Loondoorbetaling tijdens ziekte bij werkweek van 60 uur

Loondoorbetaling tijdens ziekte bij werkweek van 60 uur
Datum: 00-00-0000
Uitgavejaar en uitgavenummer: 2009 / 160
Vindplaats: Kantonrechter Utrecht 22 december 2008, www.rechtspraak.nl. ljn: BG9171
Uitspraak

Bij een schoonmaakbedrijf werkt sinds 1 mei 2001 een objectleider. Hij werkt 240 uur per periode van vier weken, dus 60 uur per week. Die arbeidsduur wordt op 18 december 2001 ook tussen partijen vastgelegd. Over 88 van deze 240 uur ontvangt de werknemer 25% overwerktoeslag. Op de arbeidsovereenkomst is de CAO voor het Schoonmaak- en Glazenwassersbedrijf van toepassing. Die bepaalt dat tijdens arbeidsongeschiktheid het loon gedurende twee

jaar volledig moet worden doorbetaald, maar beperkt de loondoorbetaling tot het “dagloon” welk begrip in de CAO zodanig is gedefinieerd dat de vergoeding voor overwerk er buiten valt. Als de werknemer op 31 januari 2008 ziek wordt als gevolg van ernstige overspannenheid betaalt het schoonmaakbedrijf eerst tot en met 10 augustus 2008 het loon door op basis van 60 uur per week, maar bij een brief van 9 september 2008 laat het dan weten de loondoorbetaling met een beroep op de CAO te zullen beperken tot de 152 uur die de CAO niet als overwerkuren aanmerkt. Daarover ontstaat een geschil waarover de kantonrechter in kort geding moet oordelen. De werknemer beroept zich daarbij op het feit dat de arbeid die in de arbeidsovereenkomst bedongen was ook die van 60 uur per week was alsmede op goed werkgeverschap en de eisen van redelijkheid en billijkheid die aan toepassing van de CAO in de weg zouden staan.
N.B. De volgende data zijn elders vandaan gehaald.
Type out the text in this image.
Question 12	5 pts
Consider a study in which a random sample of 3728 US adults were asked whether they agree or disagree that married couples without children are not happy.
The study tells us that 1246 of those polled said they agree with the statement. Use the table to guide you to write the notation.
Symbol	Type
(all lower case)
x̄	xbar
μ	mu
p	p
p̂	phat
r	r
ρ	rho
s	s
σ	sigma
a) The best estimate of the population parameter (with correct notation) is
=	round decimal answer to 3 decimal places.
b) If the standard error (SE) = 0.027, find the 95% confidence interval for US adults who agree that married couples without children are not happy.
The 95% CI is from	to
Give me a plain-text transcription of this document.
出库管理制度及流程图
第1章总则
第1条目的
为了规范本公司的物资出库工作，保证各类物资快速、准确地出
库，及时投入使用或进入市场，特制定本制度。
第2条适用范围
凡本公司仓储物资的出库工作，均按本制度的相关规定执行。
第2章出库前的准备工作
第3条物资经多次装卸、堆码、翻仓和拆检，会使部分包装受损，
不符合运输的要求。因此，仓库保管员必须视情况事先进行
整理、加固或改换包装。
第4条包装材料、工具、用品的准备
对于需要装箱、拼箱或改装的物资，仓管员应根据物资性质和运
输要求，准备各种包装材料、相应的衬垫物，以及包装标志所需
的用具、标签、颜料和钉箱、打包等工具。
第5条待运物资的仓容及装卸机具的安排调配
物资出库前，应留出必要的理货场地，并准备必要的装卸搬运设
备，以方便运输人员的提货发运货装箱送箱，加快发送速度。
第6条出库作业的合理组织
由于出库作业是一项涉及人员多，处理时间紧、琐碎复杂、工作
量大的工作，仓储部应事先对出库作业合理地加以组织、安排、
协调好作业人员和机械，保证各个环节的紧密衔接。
De kantonrechter oordeelt dat toepassing van de CAO in strijd zou komen met de wet die in artikel 7:629 van het Burgerlijk Wetboek alleen afwijking van de verplichting tot loondoorbetaling tijdens ziekte toestaat voor de eerste twee dagen van arbeidsongeschiktheid. Weliswaar verwijst de bepaling van artikel 7:629 B.W. voor wat betreft de omvang van het loon dat tijdens ziekte moet worden doorbetaald naar de bepaling van artikel 7:628 B.W. en weliswaar staat de wet toe bij CAO van de bepaling van artikel 7:628 B.W. af te wijken, maar volgens de kantonrechter geldt die mogelijkheid tot afwijking niet indien en voor zover artikel 7:628 B.W. moet worden toegepast om de omvang van het tijdens ziekte door te betalen loon te bepalen. De CAO is dus in strijd met de wet en kan daarom volgens de kantonrechter niet de basis vormen om te bepalen welk loon het schoonmaakbedrijf tijdens ziekte aan de werknemer moet doorbetalen. Hij baseert de verplichting om het loon tijdens ziekte gedurende 60 uur per week door te betalen op het ontbreken van een deugdelijke grond om af te wijken van de wijze waarop de werkgever de loondoorbetaling tijdens ziekte in de eerste zes maanden heeft ingezet. De 60 uur per week zijn uitdrukkelijk door de werkgever overeengekomen en de betaling van 100% is door de werkgever ingezet in afwijking van de wet (die 70% voorschrijft) en in overeenstemming met de CAO (die twee jaar 100% voorschrijft). De kantonrechter acht het in overeenstemming met de eisen van goed werkgeverschap om de bepalingen van de CAO analoog toe te passen. Het beleid van de werkgever om dat alleen in de eerste zes maanden te doen is pas geformuleerd naar aanleiding van de ziekte van de werknemer en is tevoren nooit aan de werknemer bekend gemaakt. De CAO staat afwijking ten gunste van de werknemer toe en toen het schoonmaakbedrijf dat deed door ook de 88 overuren per vier weken voor 100% door te betalen mocht de werkgever er op vertrouwen dat de loondoorbetaling tijdens ziekte verder op basis van zijn totale bedongen arbeid zou worden vastgesteld.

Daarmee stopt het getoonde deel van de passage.